Designation: See special cautions in hunting.
The above name is a rough translation. They are also referred to as “mischievous flying carpets” in other texts.
Although they bear resemblance to and share the gift of flight with the flying carpets of the Arabian Nights lore, Turkish flying carpets are not inanimate objects imbued with magic but sentient living creatures.

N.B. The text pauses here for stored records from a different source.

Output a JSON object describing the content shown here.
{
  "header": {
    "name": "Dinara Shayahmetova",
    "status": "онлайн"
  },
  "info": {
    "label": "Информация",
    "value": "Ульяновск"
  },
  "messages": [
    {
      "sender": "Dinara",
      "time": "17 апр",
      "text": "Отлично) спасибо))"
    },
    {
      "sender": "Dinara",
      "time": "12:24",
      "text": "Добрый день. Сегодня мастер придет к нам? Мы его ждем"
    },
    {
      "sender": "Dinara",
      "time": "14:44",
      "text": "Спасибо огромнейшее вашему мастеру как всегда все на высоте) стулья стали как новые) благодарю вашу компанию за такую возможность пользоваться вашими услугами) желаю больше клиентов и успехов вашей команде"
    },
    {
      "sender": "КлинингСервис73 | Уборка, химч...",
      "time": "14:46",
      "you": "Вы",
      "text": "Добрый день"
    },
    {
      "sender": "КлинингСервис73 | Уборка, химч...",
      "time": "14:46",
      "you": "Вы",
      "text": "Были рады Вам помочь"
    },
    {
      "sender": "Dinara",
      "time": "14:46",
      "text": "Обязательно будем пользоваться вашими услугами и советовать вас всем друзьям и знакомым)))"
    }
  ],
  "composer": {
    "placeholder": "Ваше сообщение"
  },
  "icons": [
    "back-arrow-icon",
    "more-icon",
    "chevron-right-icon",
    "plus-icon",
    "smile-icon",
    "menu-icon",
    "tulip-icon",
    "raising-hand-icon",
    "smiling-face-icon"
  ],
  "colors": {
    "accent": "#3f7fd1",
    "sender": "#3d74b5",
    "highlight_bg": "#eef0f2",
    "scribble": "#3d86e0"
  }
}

Although not intelligent as say a monkey or a dog they are still highly cunning. The creatures make their homes in carpet warehouses where they blend in and like to sleep during the day. Come dark, they fly out into the night and into the windows of unsuspecting humans, usually children. Through some sort of sympathetic communication that is not yet understood, the Turkish carpet will coax the child onto itself and take it for a wild ride, usually lasting until dawn. It is believed that the carpet feeds upon the thrills of the rider and that the ride itself is not random but somehow linked to the subconscious desires of the host. In 1992 the obese son of one time Monster Hunter Charles Stuyvesant was believed to have encountered a particularly wild Yaramaz that flew him from his Brooklyn brownstone all the way to Hershey Pennsylvania. There is reason to believe that this particular beast perished in a vat of heated chocolate but the police report makes
no mention of the beast, only the child’s unlawful entry into the factory.
Recent Observations:
In 2009, rumors of strange flying objects in Brooklyn has sparked belief that the so called “Hershey” Yaramaz did not perish at all. So little is known about their mating and reproduction that designating this Yaramaz an offspring as has been postulated is premature.
Cautions:
Stuyvesant’s field notes from 1992 also indicate that the Hershey Yaramaz did not perish in the encounter. Stuyvesant went hunting the creature and tracked it to a carpet showroom on Manhattan’s Upper East Side. Stuyvesant thought he had surprised the beast but the carpet salesman who had been on his way out reported seeing the carpet rise into the air and that Stuyvesant went into some sort of trance. He claimed Stuyvesant rode the carpet out the window and into the night. Stuyvesant gave up monster hunting in 1992. His last contribution to the field was to caution that only those “dead at heart” attempt to hunt Yaramaz as anyone else could easily fall prey to their sympathetic lures. Stuyvesant moved upstate and opened a chocolate shop which to this day he operates with his son.